11h, minuit, les heures tournent. J’adore les réflexions de Christophe : "Bon, on a loupé le dernier métro. Faudra prendre un taxi.", "Au fait ? T’es allé voir le dernier Star Wars ?", "T’as finis d’écrire tes commentaires ?", "No Logo est un livre extraordinaire, tu te souviens quand la femme accouche dans les toilettes d’une usine d’un pays d’Asie du Sud-Est ?", "Au fait, on met quelle musique sur ce passage là ?". Que de bonheur quand on boucle la vidéo à 2h du matin, je décide de rentrer à pieds et, en guise d’au revoir, j’ai le droit à : "À bientôt, il n’y a que les montagnes qui ne se rencontrent jamais !" Merci Christophe, je tâcherai de m’en souvenir, j’en déduis qu’il ne reviendra pas de sitôt, les monteurs tournent d’un jour à l’autre, sacré turn-over. En attendant, ma tête est remplie de rayons cathodiques qui font brrr, bzzz, spiiit, fziiit …

Samedi 21 mai 2005

Il est 16h30 quand mon portable sonne, un numéro du bureau, José au bout du fil :

"- Salut Fabien, c’est José

- Salut, ça va ?

- Oui, je t’appelle parce que le sujet sur les Pétunjet ne sera pas retenu, il n’y a aucune info intéressante dans la vidéo que vous avez monté hier. Mais, surtout, ne t’inquiètes pas, ce n’est pas de ta faute, j’ai déconné sur l’interview, je crois qu’il faudra qu’on en fasse une autre.

- Ah bon ? D’accord. (À cet instant, mon visage vire au vert d’avoir trimé sur ce sujet jusqu’à 2 plombes du matin pour … rien. Je manque de tomber de mon canapé).  T’es encore au bureau un samedi ?

- Oui, j’ai pas de mal de boulot.

- Mais faut te reposer quand même ?

- Oui, enfin … (Il ne sait trop comment répondre)

- Bon, et demain, tu travailles ?

- Oui, je prends de quoi bosser pour chez moi.

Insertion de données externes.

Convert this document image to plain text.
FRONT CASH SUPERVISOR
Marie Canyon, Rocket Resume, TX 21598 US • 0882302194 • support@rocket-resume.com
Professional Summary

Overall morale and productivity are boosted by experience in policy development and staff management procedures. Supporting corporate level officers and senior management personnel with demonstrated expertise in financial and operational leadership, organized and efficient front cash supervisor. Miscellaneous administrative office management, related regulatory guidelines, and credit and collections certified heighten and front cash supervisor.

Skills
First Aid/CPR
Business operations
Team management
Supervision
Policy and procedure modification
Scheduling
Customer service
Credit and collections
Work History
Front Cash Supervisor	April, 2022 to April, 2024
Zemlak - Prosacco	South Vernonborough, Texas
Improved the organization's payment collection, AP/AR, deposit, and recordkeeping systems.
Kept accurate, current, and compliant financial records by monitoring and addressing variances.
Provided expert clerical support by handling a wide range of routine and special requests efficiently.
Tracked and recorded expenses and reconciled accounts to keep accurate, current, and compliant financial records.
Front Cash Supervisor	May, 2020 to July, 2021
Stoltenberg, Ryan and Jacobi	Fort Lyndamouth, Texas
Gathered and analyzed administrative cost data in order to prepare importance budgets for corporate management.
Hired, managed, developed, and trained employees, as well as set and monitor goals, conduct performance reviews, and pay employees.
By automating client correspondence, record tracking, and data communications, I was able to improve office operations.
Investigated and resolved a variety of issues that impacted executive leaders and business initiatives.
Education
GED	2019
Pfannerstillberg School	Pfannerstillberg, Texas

- Eh bah, bon courage alors et repose toi bien la semaine prochaine.

- Merci ciao

- Salut."

Je raccroche les yeux dans le vague, la mine dubitative, non seulement, j’ai passé la semaine à enculer des mouches (ça peut arriver), mais José n’a absolument pas de vie, il passe son temps au travail, de 10h du matin à tard le soir, le samedi aussi et même le dimanche. Mais comment fait-il ? Commencerais-je à le plaindre ? Pauvre José, un tel choix de vie m’effraye au plus haut point. Qu’ai-je à dire ? Lundi, j’ai bossé 12 heures, mardi 10 heures d’affilée en m’éclipsant à 20 heures. J’ai d’ailleurs remercié ma bonne étoile car, le lendemain, Jérôme m’a dit qu’il regrettait que je sois parti si tôt, il avait besoin de moi pour écrire les commentaires. Vu qu’ils ont terminé à 1h du matin, je bénis mon ange gardien de m’avoir indiqué très tôt la sortie. Mercredi et jeudi, j’ai bossé grosso modo 12 heures aussi et vendredi une quinzaine d’heures. Ce qui nous fait en tout une semaine de travail à 61 heures, pas mal pour le fainéant, anarchiste, ouvrier que je suis selon certains.